Lessons on Developing a Research Effort from the Ground Up

By
Jennifer Bradley
May 4, 2022
Lessons on Developing a Research Effort from the Ground Up

Build the Stations First: Lessons on Developing a Research Effort from the Ground Up

An interview summary featuring: Ned Dwyer, CEO and co-founder of Great Question, and UXR Leader Brad Orego.

What does it take to build an internal, cohesive and collaborative research team and use it to drive decisions in a powerful way? Brad Orego, head of research at Auth0, sat down with Great Question CEO Ned Dwyer recently to discuss. 

Orego was the first research hire at Auth0 and has coordinated its internal research efforts since 2019, building stronger communications within the Auth0 organization, while helping choose the best research tools and drive research strategy. 

Auth0 provides a comprehensive software solution which makes online login authorization and authentication easier. It is now being used in more than 70 countries worldwide and with more than 42 million logins daily, Auth0 is a leader in its industry and to stay ahead of the curve, developing its own research through the Great Question platform. 

Great Question allows Auth0 to build relationships with its customers as well as a “more robust recruiting process and pipeline so that when people want to do research (internally), they are off to the races,” explains Orego. 

But to do this, he had to build a research program from the ground up, and as the analogy goes, made the wise decision to lay the rails before the train came barreling through. 

A Customer-Centric Team 

Orego tells Dwyer his first task at Auth0 was to build this super-star research team, with an research operations-first approach. He also knows that walking into a situation with an aligned leadership was a game-changer right from the start.

Another point of reflection was that while he could have simply hired researchers, the actual coverage for research and all the back-end work that goes into it still wouldn’t be there. In order to see the results he desired for Auth0’s growth, it needed to be an all-in, all-inclusive customer-centric team effort.

The lesson in all of this, however, was to make sure everyone involved understood his approach and why he wanted to shake the status quo up a bit. Interestingly, the templates for future projects were developed around the work as it progressed, and are useful in many ways today. 

Orego calls this unique (and successful) team the “Customer Intelligence Alliance” – a combination of research, pricing, data science, product marketing, and competitive intelligence masterminds. Their goal: to generate influential insights and do a better job of working together. 

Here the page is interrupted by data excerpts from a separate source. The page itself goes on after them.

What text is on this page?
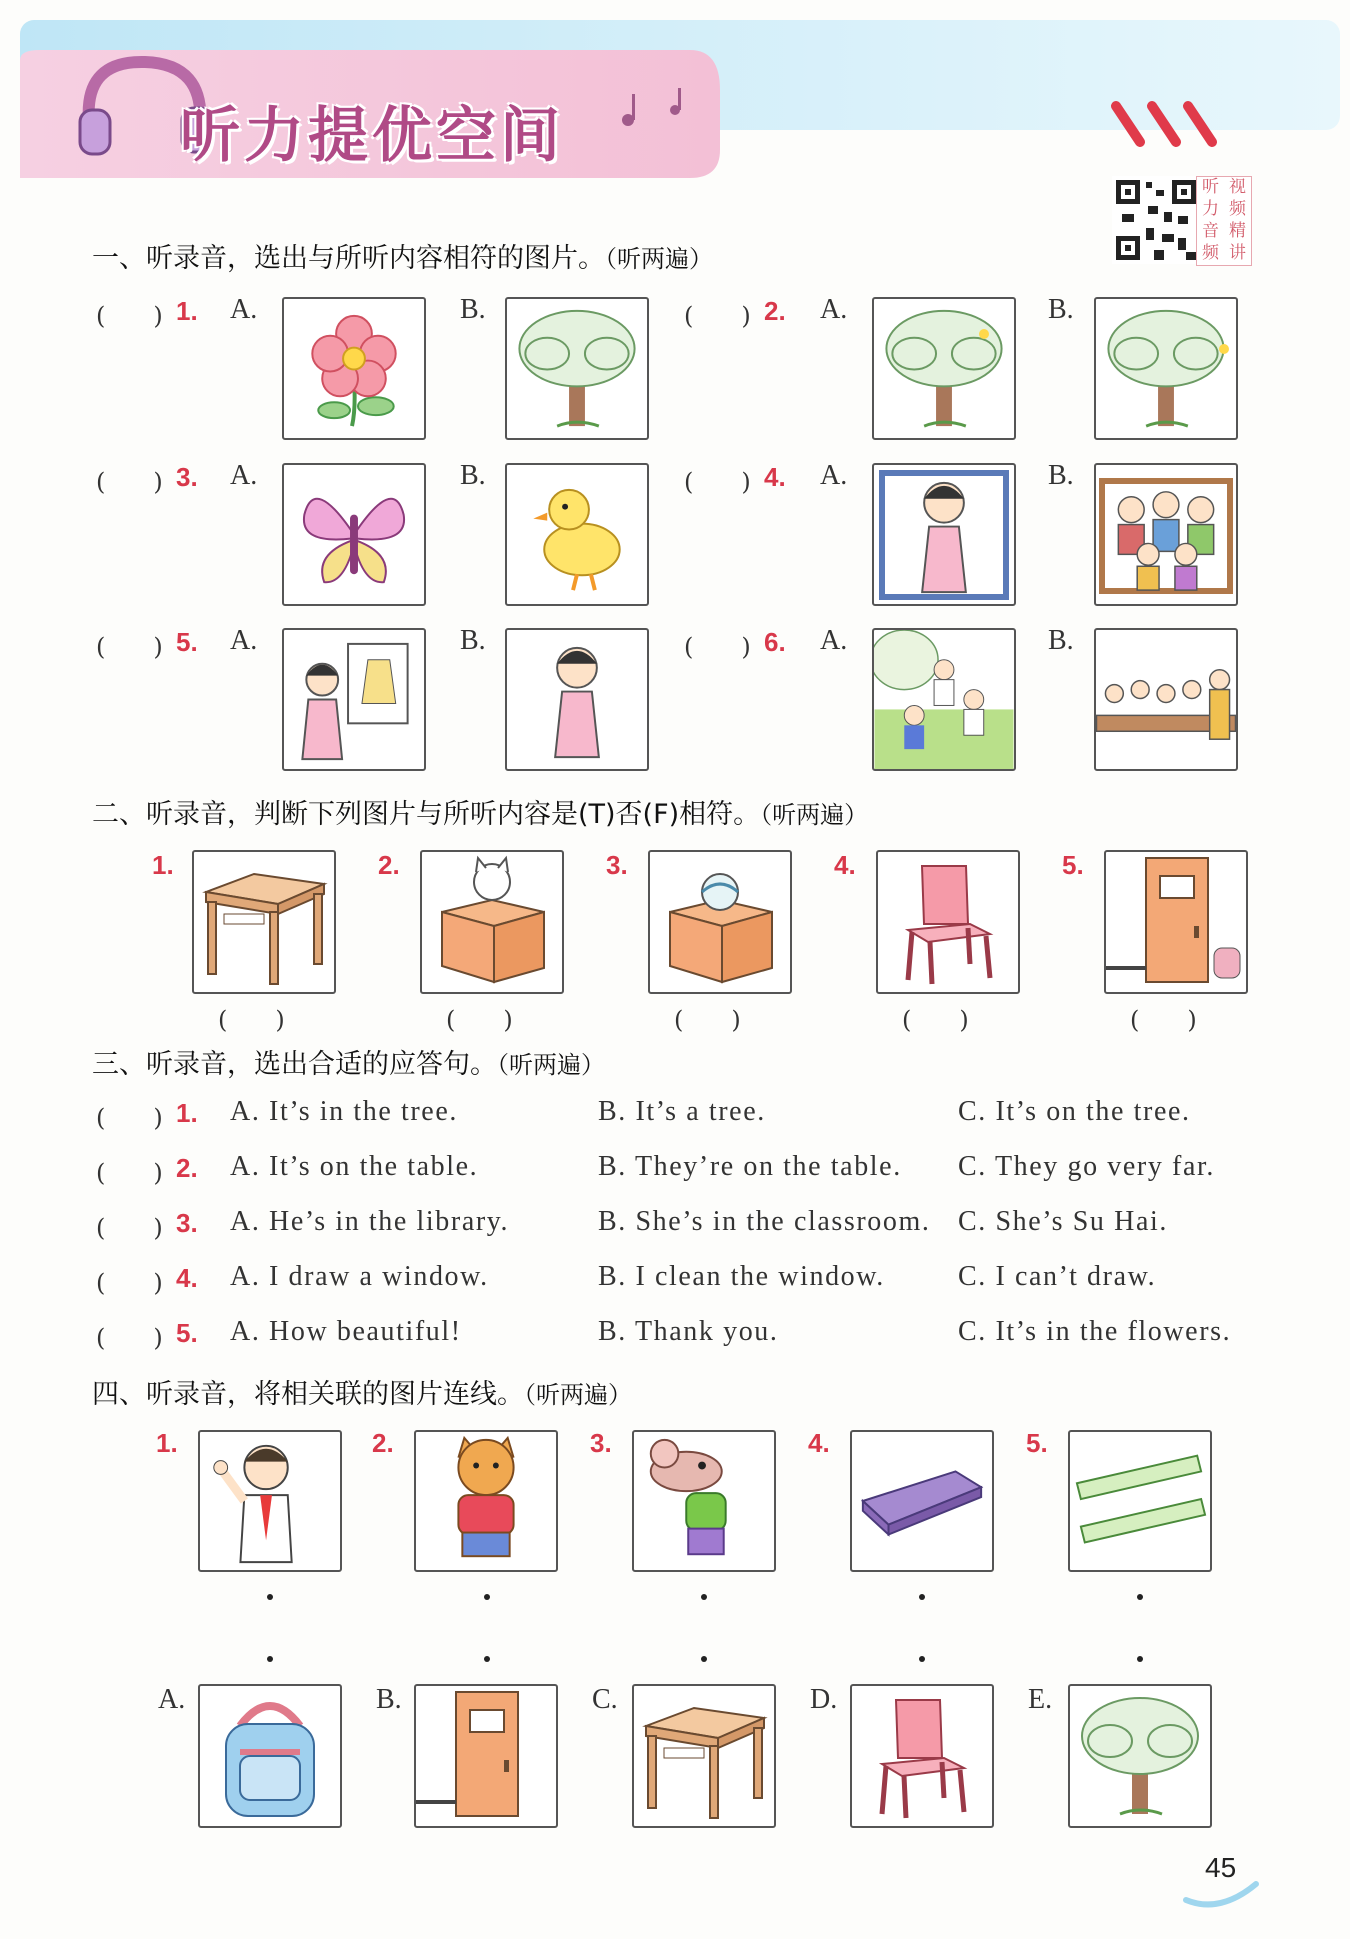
听力提优空间
听 视
力 频
音 精
频 讲
一、听录音，选出与所听内容相符的图片。（听两遍）
(　　) 1. A.	B.	(　　) 2. A.	B.
(　　) 3. A.	B.	(　　) 4. A.	B.
(　　) 5. A.	B.	(　　) 6. A.	B.
二、听录音，判断下列图片与所听内容是(T)否(F)相符。（听两遍）
1.
(　　)
2.
(　　)
3.
(　　)
4.
(　　)
5.
(　　)
三、听录音，选出合适的应答句。（听两遍）
(　　) 1. A. It’s in the tree.	B. It’s a tree.	C. It’s on the tree.
(　　) 2. A. It’s on the table.	B. They’re on the table. C. They go very far.
(　　) 3. A. He’s in the library.	B. She’s in the classroom. C. She’s Su Hai.
(　　) 4. A. I draw a window.	B. I clean the window.	C. I can’t draw.
(　　) 5. A. How beautiful!	B. Thank you.	C. It’s in the flowers.
四、听录音，将相关联的图片连线。（听两遍）
1.	2.	3.	4.	5.
A.	B.	C.	D.	E.
45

They regularly and collectively review all levels of Auth0 customers from high-level enterprise names to pay-as-you-go clients. The cohesive approach allows them to understand what the trends are in a clearer way, and from all angles. 

Orego notes excitedly: “The collaboration between product marketing, customer, UX, research and data science is really cool. I don’t think we’d be having these conversations if I hadn’t gotten all these folks together.”

The larger benefit he says is the increased throughput of research. “Before I joined, we would get about one study per quarter,” Orego says. “Now we get one per TEAM per quarter, a 10x increase, which is absolutely insane!” 

On the Same Track 

An operations-first process requires the builder to finalize the train stations first (checkpoints within the process) and then the rails to get you there. Orego warns: “You can either build the train stations and rails first, or simply let the train come plowing through and it’s going to derail, and be a disaster.” 

Orego has seen the latter play out in real life and now teaches that setting expectations up front is simply a better way. Once the stations and rails are a solid foundation, any train can fly through and be more productive and efficient, he explains. 

To keep team members on the same track, a monthly research “deep dive” has really worked well. The team picks a specific method and commits to less than two hours of discussion around the topic, discussing what it is, how to use it, where it comes from, and give a few examples. 

One month they discussed survey design and another, product analytics. Anyone at the company can suggest an idea and each session is recorded so that when a new team member joins, a valuable library of content is ready to be consumed. 

Sustainable Success

When it comes to sustaining momentum and conservation, Orego says reviewing notes and making sure people are confident in their findings is key. He believes in letting them offer ideas and solutions, but also providing tools and templates to make their lives easier. 

“Do you need help” he says is the biggest question to ask anyone involved in research. “Let us know because that’s what we’re here for.” 

He says using those process “checkpoints” and also establishing trust as the teams mature has moved the entire research process forward at an amazing pace, but also further than he imagined. 

The Great Question mission to democratize research has been a pillar for Orego’s work at Auth0 and in other professional circles. The questions will be never-ending, and the opportunities as well. “Start doing it now,” Orego suggests. “And when opportunities pop up, you’re going to be at the top of the stack.”